The court did not reach the merits of this argument, instead finding that Texas cannot sue to enforce INA § 412 because
this provision does not create a private right of action. The court based this conclusion on Supreme Court precedents
finding that private rights of action to enforce federal law must be created by Congress, and the “judicial task is to
interpret the statute Congress passed to determine whether it displays an intent to create” such a right. In INA § 412,
the court found no such intent since the provisions of this section do not “confer any rights directly on the States.”
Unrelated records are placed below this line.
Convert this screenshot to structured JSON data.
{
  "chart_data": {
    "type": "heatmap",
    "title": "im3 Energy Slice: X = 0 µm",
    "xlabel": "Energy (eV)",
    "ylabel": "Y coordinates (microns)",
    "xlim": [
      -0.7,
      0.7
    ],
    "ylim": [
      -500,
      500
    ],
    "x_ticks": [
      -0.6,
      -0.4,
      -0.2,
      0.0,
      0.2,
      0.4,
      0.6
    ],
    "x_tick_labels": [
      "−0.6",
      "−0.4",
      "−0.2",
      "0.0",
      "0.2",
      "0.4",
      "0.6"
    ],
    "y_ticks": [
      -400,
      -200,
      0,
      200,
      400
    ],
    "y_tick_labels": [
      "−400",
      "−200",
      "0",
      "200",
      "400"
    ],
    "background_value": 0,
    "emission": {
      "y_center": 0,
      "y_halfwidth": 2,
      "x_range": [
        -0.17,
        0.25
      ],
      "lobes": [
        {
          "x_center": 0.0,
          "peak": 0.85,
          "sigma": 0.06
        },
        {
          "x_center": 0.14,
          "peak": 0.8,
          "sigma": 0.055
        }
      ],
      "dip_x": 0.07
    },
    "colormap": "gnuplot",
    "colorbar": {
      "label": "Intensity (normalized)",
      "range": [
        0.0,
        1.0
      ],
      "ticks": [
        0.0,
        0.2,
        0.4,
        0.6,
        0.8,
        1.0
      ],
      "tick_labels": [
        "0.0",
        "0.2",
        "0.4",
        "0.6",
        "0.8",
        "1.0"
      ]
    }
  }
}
Instead, they are framed as a “general … command to a federal agency” to federal officials to consult with their state
counterparts. Such general prohibitions or commands have been seen as insufficient to create private rights of action in
other cases.
Implications of the Court’s Decision
The court’s finding that INA § 412 does not create a private right of action could have implications for certain proposals
in the 114th Congress to give states and localities greater input in the refugee resettlement process. Many proposed bills
would expressly authorize state officials to decline the resettlement of particular refugees within their jurisdictions, a
power which they lack under current law, as discussed in an earlier Sidebar posting. However, some bills take a
different approach and instead require that the federal government give state and local officials certain notices before
placing refugees within their jurisdiction. If Congress wants to ensure that states and localities can enforce such notice
requirements, it may wish to draft the latter type of measures in such a way that the statute can be seen as conferring
rights directly on the states and local governments, rather than imposing general commands on federal agencies. Only if
measures are so drafted would states and localities potentially be able to enforce the notice requirements (and even then
other limits on the federal courts’ jurisdiction could apply, such as the mootness doctrine, if for example, the refugees
are already settled within the state).